Black whinnied feebly and Shannon stroked his soft muzzle. There was nothing she could do but wait. With a heavy sigh she went into the tack room. Twilight filtered through the dust-streaked window of the room. The aroma of leather and saddle soap evoked her father’s presence in a way that tore at her heart. “Oh, Daddy,” she whispered. “I need you.”
Sniffing, Shannon pulled herself together and quickly took a couple of old blankets from her father’s trunk. She returned to Black’s stall and spread them in a corner, knowing she’d have to wait out the night and accept whatever the morning brought.
That night, the weather took an unexpected turn toward autumn. Feeling chilled, Shannon located an old sweater of her dad’s. She wrapped herself in its oversized folds, thinking that it somehow brought him nearer. Zack dumped pillows around the blankets, and her mother brought them a pizza and a thermos of hot chocolate. “I’ll set my alarm for twelve,” she told them, “and relieve Zack. Change the ice often and come get me if he tries to lie down. It’s important to keep him on his feet.”
Shannon attached two tether lines to Black’s halter to confine him in the stall; then she lifted the swollen hoof, set it down in a bucket, and packed ice around it.
“He won’t jerk it out?” Zack asked.
“No. It’ll feel good, like stopping a tooth from throbbing.” Afterward, she crawled over to the blanket, sat cross-legged, and nibbled on a slice of pizza that by now had grown cold. “It’s nice of you to stay,” she told Zack, who settled next to her.
“I couldn’t have left tonight if I’d wanted to,” he said with a smile. “I guess I’ve sort of gotten attached to you all.”
She tossed the pizza aside, pulled her knees against her chest, and r
ested her chin on them. The sleeves of the sweater flopped about her arms. “Are you saying you feel ‘responsible’ for me?”
“Is that what you think?”
Her face felt hot under his gaze. “I’m tired of thinking. My mind gets so mixed up sometimes, I can’t figure anything out.”
“I don’t feel responsible for you,” he said, running the tip of his finger along the arch of her neck.
A shiver shot up her spine. “My father was responsible for Mom and me, but that didn’t stop him from leaving us.”
“The worst thing a person can do is go away and leave another person all alone. As far as I’m concerned, desertion is a crime.”
She heard an underlying sadness in his voice that pricked her heart. “You do know what it feels like, don’t you?” she asked.
He didn’t answer for such a long time that she decided he wasn’t going to. “I know, all right.”

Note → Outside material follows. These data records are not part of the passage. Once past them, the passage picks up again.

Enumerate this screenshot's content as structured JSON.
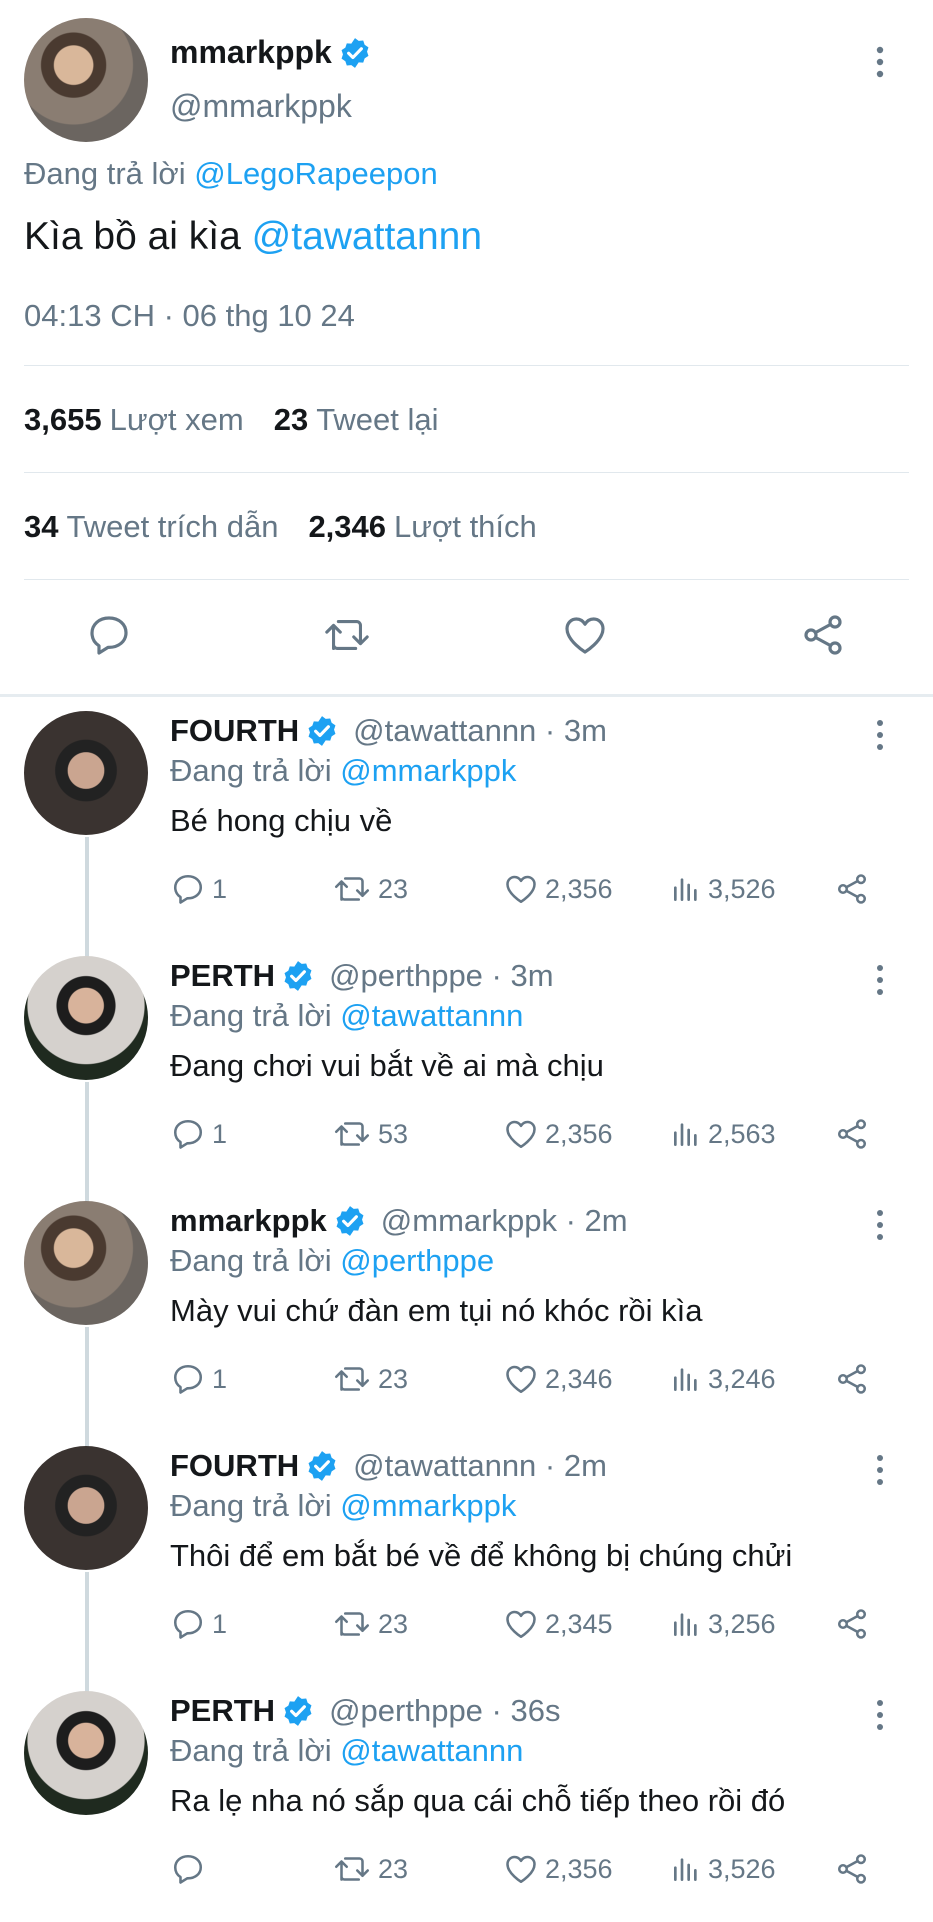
{
  "main_tweet": {
    "name": "mmarkppk",
    "handle": "@mmarkppk",
    "replying_prefix": "Đang trả lời ",
    "replying_to": "@LegoRapeepon",
    "text_before": "Kìa bồ ai kìa ",
    "text_mention": "@tawattannn",
    "timestamp": "04:13 CH · 06 thg 10 24",
    "views_count": "3,655",
    "views_label": "Lượt xem",
    "retweets_count": "23",
    "retweets_label": "Tweet lại",
    "quotes_count": "34",
    "quotes_label": "Tweet trích dẫn",
    "likes_count": "2,346",
    "likes_label": "Lượt thích"
  },
  "replies": [
    {
      "name": "FOURTH",
      "handle": "@tawattannn · 3m",
      "replying_prefix": "Đang trả lời ",
      "replying_to": "@mmarkppk",
      "text": "Bé hong chịu về",
      "replies": "1",
      "retweets": "23",
      "likes": "2,356",
      "views": "3,526"
    },
    {
      "name": "PERTH",
      "handle": "@perthppe · 3m",
      "replying_prefix": "Đang trả lời ",
      "replying_to": "@tawattannn",
      "text": "Đang chơi vui bắt về ai mà chịu",
      "replies": "1",
      "retweets": "53",
      "likes": "2,356",
      "views": "2,563"
    },
    {
      "name": "mmarkppk",
      "handle": "@mmarkppk · 2m",
      "replying_prefix": "Đang trả lời ",
      "replying_to": "@perthppe",
      "text": "Mày vui chứ đàn em tụi nó khóc rồi kìa",
      "replies": "1",
      "retweets": "23",
      "likes": "2,346",
      "views": "3,246"
    },
    {
      "name": "FOURTH",
      "handle": "@tawattannn · 2m",
      "replying_prefix": "Đang trả lời ",
      "replying_to": "@mmarkppk",
      "text": "Thôi để em bắt bé về để không bị chúng chửi",
      "replies": "1",
      "retweets": "23",
      "likes": "2,345",
      "views": "3,256"
    },
    {
      "name": "PERTH",
      "handle": "@perthppe · 36s",
      "replying_prefix": "Đang trả lời ",
      "replying_to": "@tawattannn",
      "text": "Ra lẹ nha nó sắp qua cái chỗ tiếp theo rồi đó",
      "replies": "",
      "retweets": "23",
      "likes": "2,356",
      "views": "3,526"
    }
  ],
  "colors": {
    "accent": "#1da1f2",
    "muted": "#657786",
    "text": "#14171a",
    "divider": "#e1e8ed"
  },
  "icons": [
    "verified-badge-icon",
    "more-vertical-icon",
    "reply-icon",
    "retweet-icon",
    "like-icon",
    "share-icon",
    "views-icon"
  ]
}
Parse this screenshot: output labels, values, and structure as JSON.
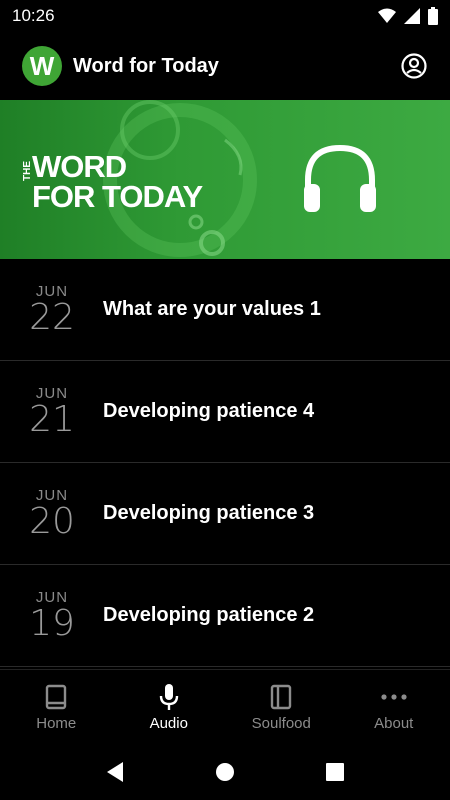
{
  "status_bar": {
    "time": "10:26"
  },
  "header": {
    "logo_letter": "W",
    "title": "Word for Today"
  },
  "banner": {
    "line_the": "THE",
    "line1": "WORD",
    "line2": "FOR TODAY"
  },
  "list": [
    {
      "month": "JUN",
      "day": "22",
      "title": "What are your values 1"
    },
    {
      "month": "JUN",
      "day": "21",
      "title": "Developing patience 4"
    },
    {
      "month": "JUN",
      "day": "20",
      "title": "Developing patience 3"
    },
    {
      "month": "JUN",
      "day": "19",
      "title": "Developing patience 2"
    }
  ],
  "nav": {
    "home": "Home",
    "audio": "Audio",
    "soulfood": "Soulfood",
    "about": "About",
    "active": "audio"
  },
  "colors": {
    "brand_green": "#3fa535",
    "background": "#000000",
    "inactive": "#8c8c8c"
  }
}
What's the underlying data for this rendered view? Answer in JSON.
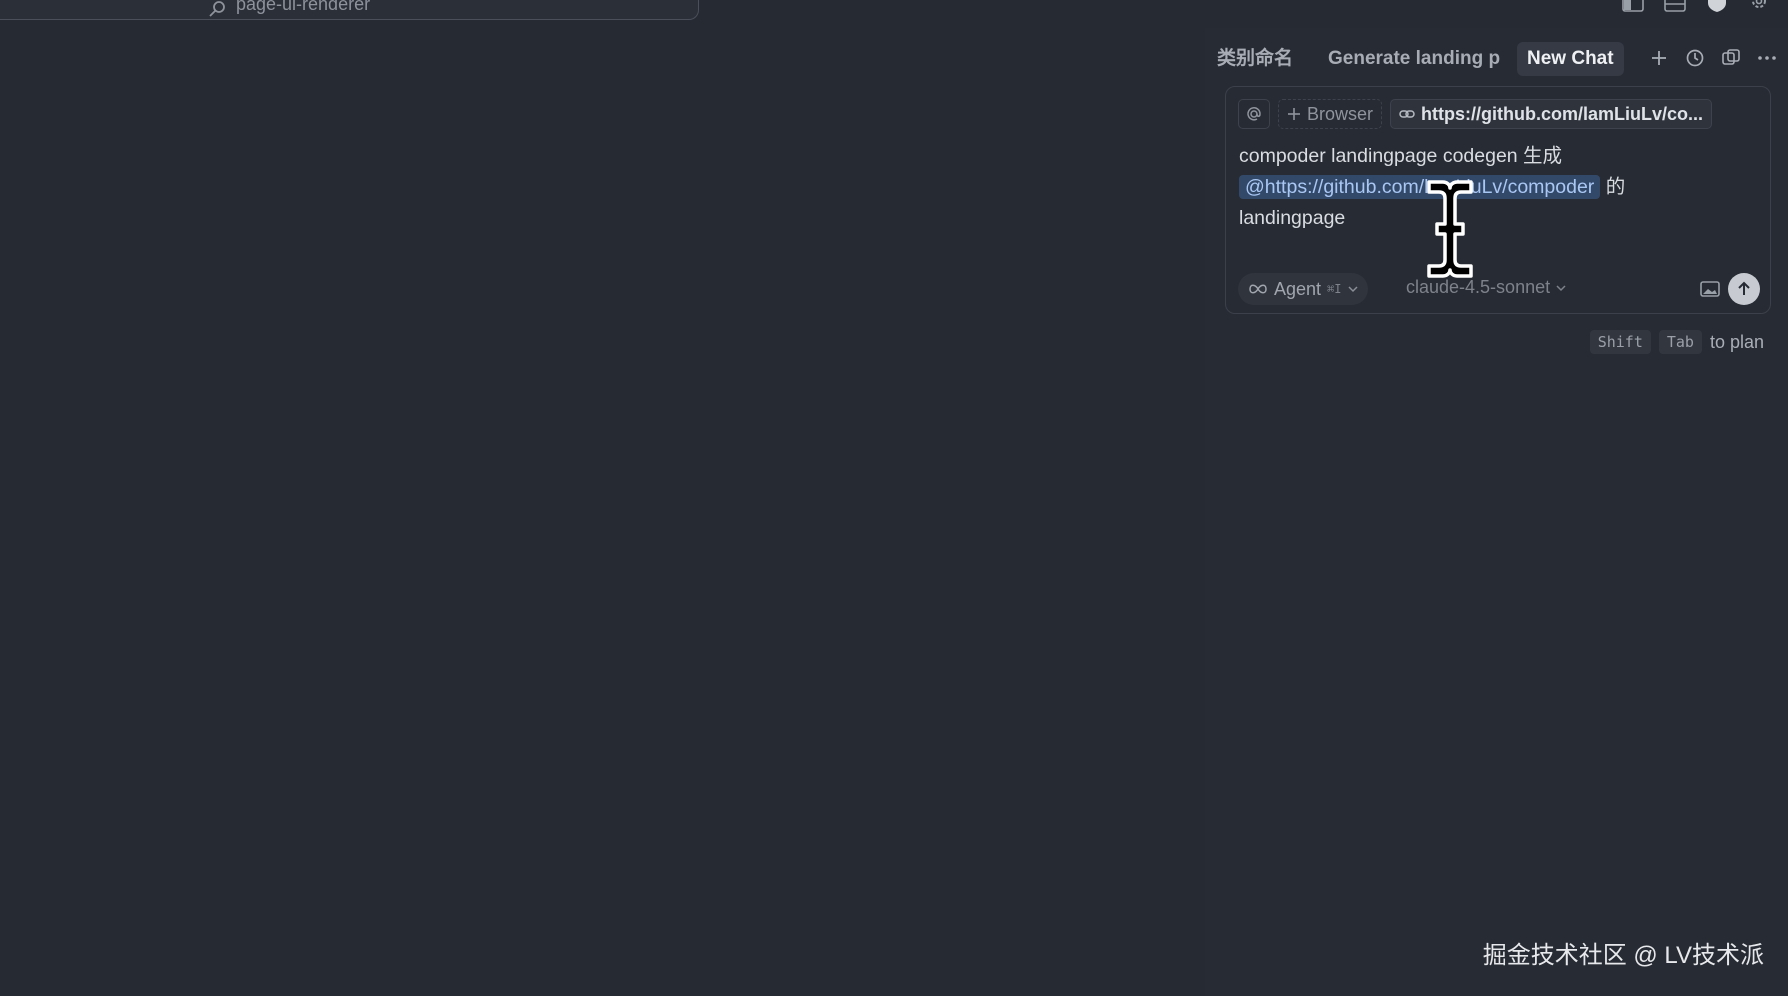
{
  "editor": {
    "search_label": "page-ui-renderer"
  },
  "chat": {
    "tabs": [
      {
        "label": "类别命名"
      },
      {
        "label": "Generate landing p"
      },
      {
        "label": "New Chat"
      }
    ],
    "context": {
      "browser_label": "Browser",
      "link_label": "https://github.com/lamLiuLv/co..."
    },
    "prompt": {
      "line1": "compoder landingpage codegen 生成",
      "mention": "@https://github.com/lamLiuLv/compoder",
      "suffix": " 的",
      "line3": "landingpage"
    },
    "mode": {
      "label": "Agent",
      "shortcut": "⌘I"
    },
    "model": "claude-4.5-sonnet",
    "hint": {
      "key1": "Shift",
      "key2": "Tab",
      "text": "to plan"
    }
  },
  "watermark": "掘金技术社区 @ LV技术派",
  "colors": {
    "background": "#262a33",
    "mention_bg": "#33496a",
    "mention_text": "#a9c7f3"
  }
}
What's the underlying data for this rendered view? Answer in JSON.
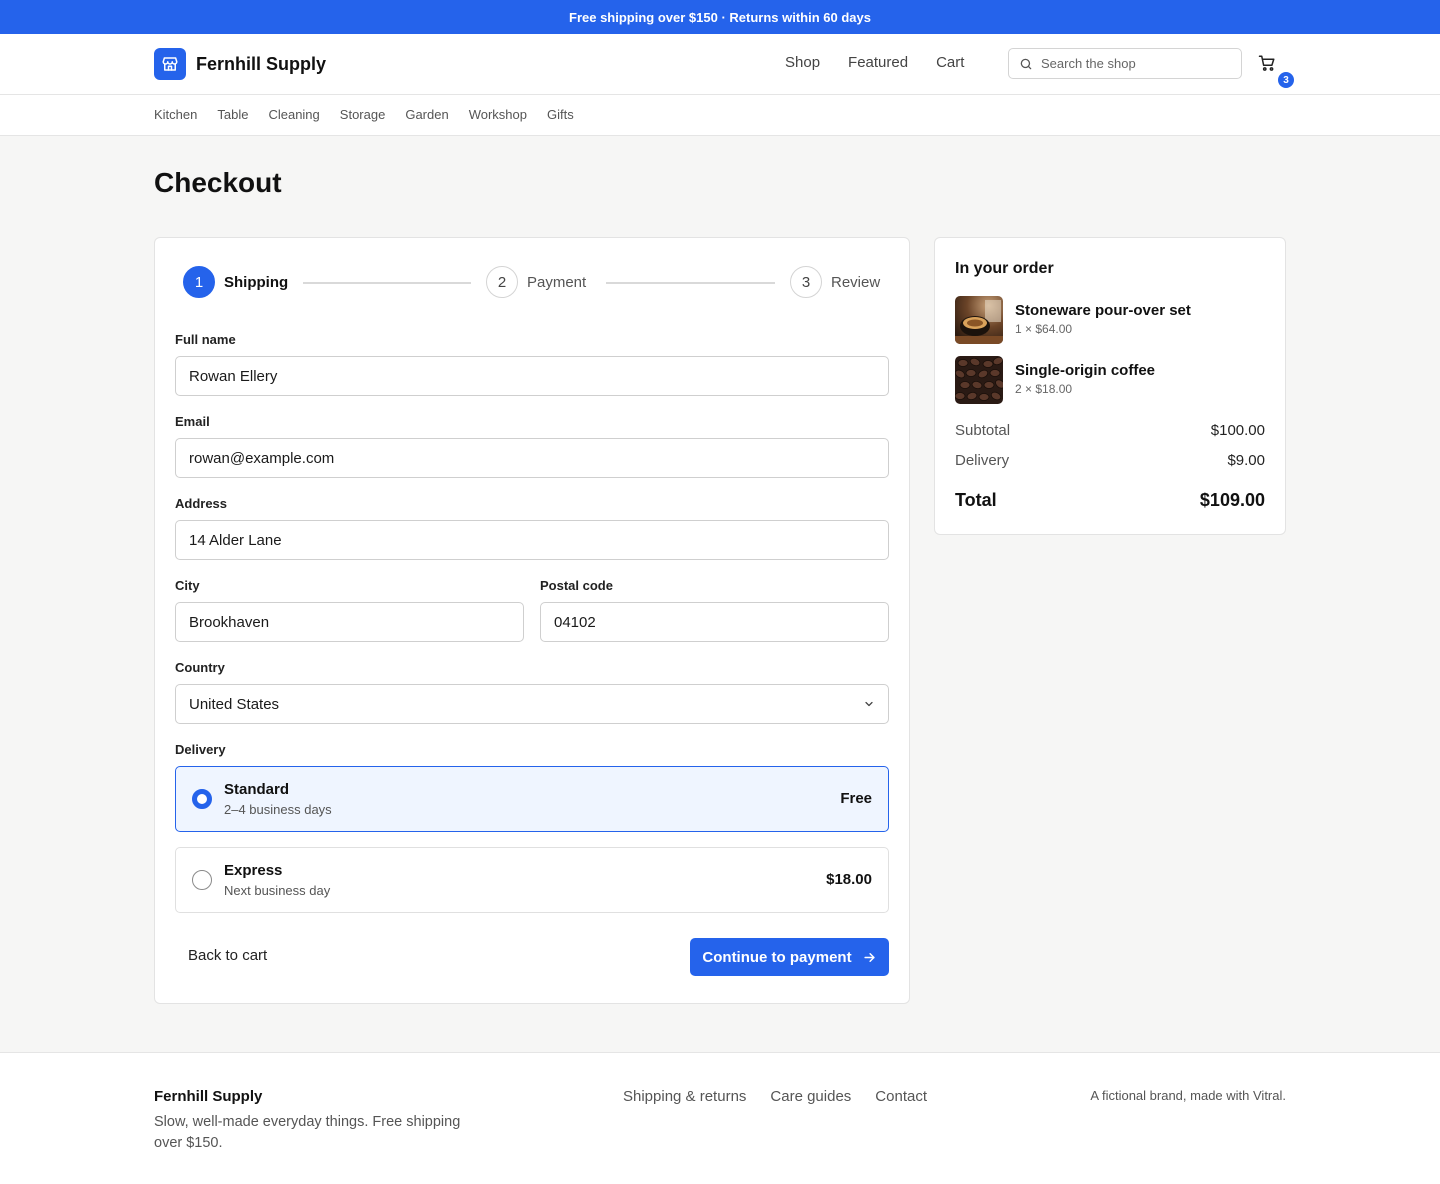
{
  "promo": {
    "text": "Free shipping over $150 · Returns within 60 days"
  },
  "header": {
    "brand": "Fernhill Supply",
    "nav": [
      "Shop",
      "Featured",
      "Cart"
    ],
    "search_placeholder": "Search the shop",
    "cart_count": "3"
  },
  "categories": [
    "Kitchen",
    "Table",
    "Cleaning",
    "Storage",
    "Garden",
    "Workshop",
    "Gifts"
  ],
  "page": {
    "title": "Checkout"
  },
  "stepper": {
    "steps": [
      {
        "num": "1",
        "label": "Shipping",
        "active": true
      },
      {
        "num": "2",
        "label": "Payment",
        "active": false
      },
      {
        "num": "3",
        "label": "Review",
        "active": false
      }
    ]
  },
  "form": {
    "full_name": {
      "label": "Full name",
      "value": "Rowan Ellery"
    },
    "email": {
      "label": "Email",
      "value": "rowan@example.com"
    },
    "address": {
      "label": "Address",
      "value": "14 Alder Lane"
    },
    "city": {
      "label": "City",
      "value": "Brookhaven"
    },
    "postal": {
      "label": "Postal code",
      "value": "04102"
    },
    "country": {
      "label": "Country",
      "value": "United States"
    },
    "delivery": {
      "label": "Delivery",
      "options": [
        {
          "title": "Standard",
          "subtitle": "2–4 business days",
          "price": "Free",
          "selected": true
        },
        {
          "title": "Express",
          "subtitle": "Next business day",
          "price": "$18.00",
          "selected": false
        }
      ]
    },
    "back_label": "Back to cart",
    "continue_label": "Continue to payment"
  },
  "summary": {
    "title": "In your order",
    "items": [
      {
        "name": "Stoneware pour-over set",
        "meta": "1 × $64.00"
      },
      {
        "name": "Single-origin coffee",
        "meta": "2 × $18.00"
      }
    ],
    "subtotal_label": "Subtotal",
    "subtotal": "$100.00",
    "delivery_label": "Delivery",
    "delivery": "$9.00",
    "total_label": "Total",
    "total": "$109.00"
  },
  "footer": {
    "brand": "Fernhill Supply",
    "tagline": "Slow, well-made everyday things. Free shipping over $150.",
    "links": [
      "Shipping & returns",
      "Care guides",
      "Contact"
    ],
    "note": "A fictional brand, made with Vitral."
  },
  "colors": {
    "accent": "#2563eb",
    "background": "#f6f6f5"
  }
}
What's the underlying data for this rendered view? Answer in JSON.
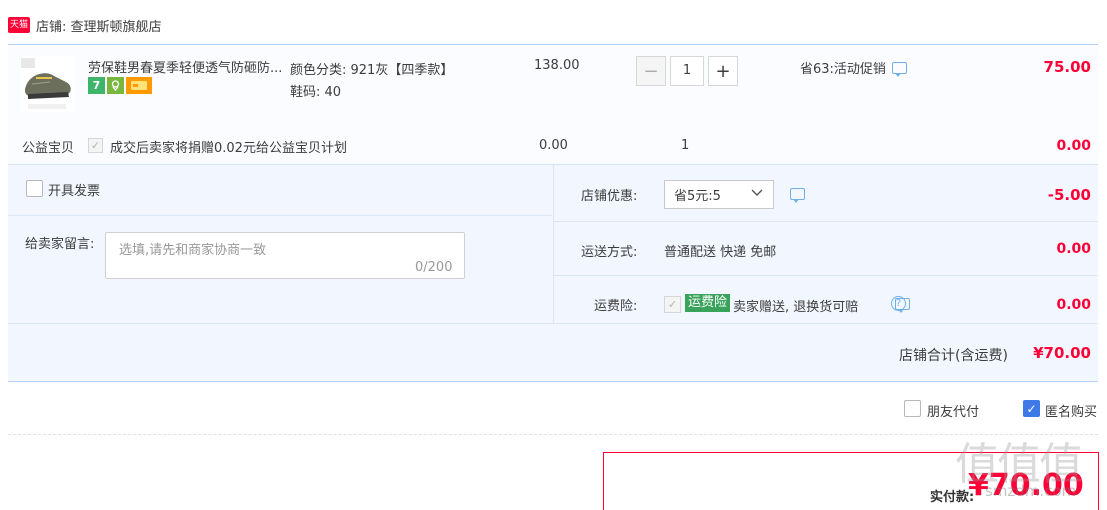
{
  "shop": {
    "badge": "天猫",
    "label": "店铺: 查理斯顿旗舰店"
  },
  "item": {
    "title": "劳保鞋男春夏季轻便透气防砸防...",
    "sku_color": "颜色分类: 921灰【四季款】",
    "sku_size": "鞋码: 40",
    "unit_price": "138.00",
    "quantity": "1",
    "qty_minus": "−",
    "qty_plus": "+",
    "promo": "省63:活动促销",
    "total": "75.00",
    "svc_7": "7"
  },
  "charity": {
    "label": "公益宝贝",
    "text": "成交后卖家将捐赠0.02元给公益宝贝计划",
    "price": "0.00",
    "qty": "1",
    "total": "0.00"
  },
  "invoice": {
    "label": "开具发票"
  },
  "message": {
    "label": "给卖家留言:",
    "placeholder": "选填,请先和商家协商一致",
    "count": "0/200"
  },
  "discount": {
    "label": "店铺优惠:",
    "selected": "省5元:5",
    "total": "-5.00"
  },
  "shipping": {
    "label": "运送方式:",
    "value": "普通配送 快递 免邮",
    "total": "0.00"
  },
  "insurance": {
    "label": "运费险:",
    "badge": "运费险",
    "text": "卖家赠送, 退换货可赔",
    "help": "?",
    "total": "0.00"
  },
  "subtotal": {
    "label": "店铺合计(含运费)",
    "value": "¥70.00"
  },
  "options": {
    "friend_pay": "朋友代付",
    "anonymous": "匿名购买"
  },
  "payment": {
    "label": "实付款:",
    "value": "¥70.00"
  },
  "watermark": {
    "text": "值值值",
    "url": "smzdm.com"
  },
  "colors": {
    "accent": "#ff0036",
    "blue_border": "#b2d1ff",
    "check_blue": "#3d7ae8"
  }
}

“Would you tell me about it?” She wasn’t sure he would, knowing it had something to do with why he lived with his grandmother instead of his parents.
“When I was ten my mom and dad brought me to grandma’s, said good-bye, and never came back.”
He spoke so quickly and with such little emotion that she was confused as to what he meant. “Did they die?”
“It might have been easier if they had. Then I wouldn’t have felt like I’d done something to make them hate me.”
“Maybe they couldn’t take care of you anymore.”
“All I remember from the time we did live together is that they drank all the time. They smashed things up and yelled. I used to hide under my bed and put my pillow over my head. One day they took me to Grandma’s and never came to pick me up.”
Shannon was shocked. She couldn’t imagine such a life. “Didn’t they call or write?”
“Not that I ever knew. I used to get up every morning and get dressed and put my suitcase by the front door and sit in the living room and wait for them to come. Then every night, Grandma would put me to bed, but only after I made her promise to wake me up when they came.”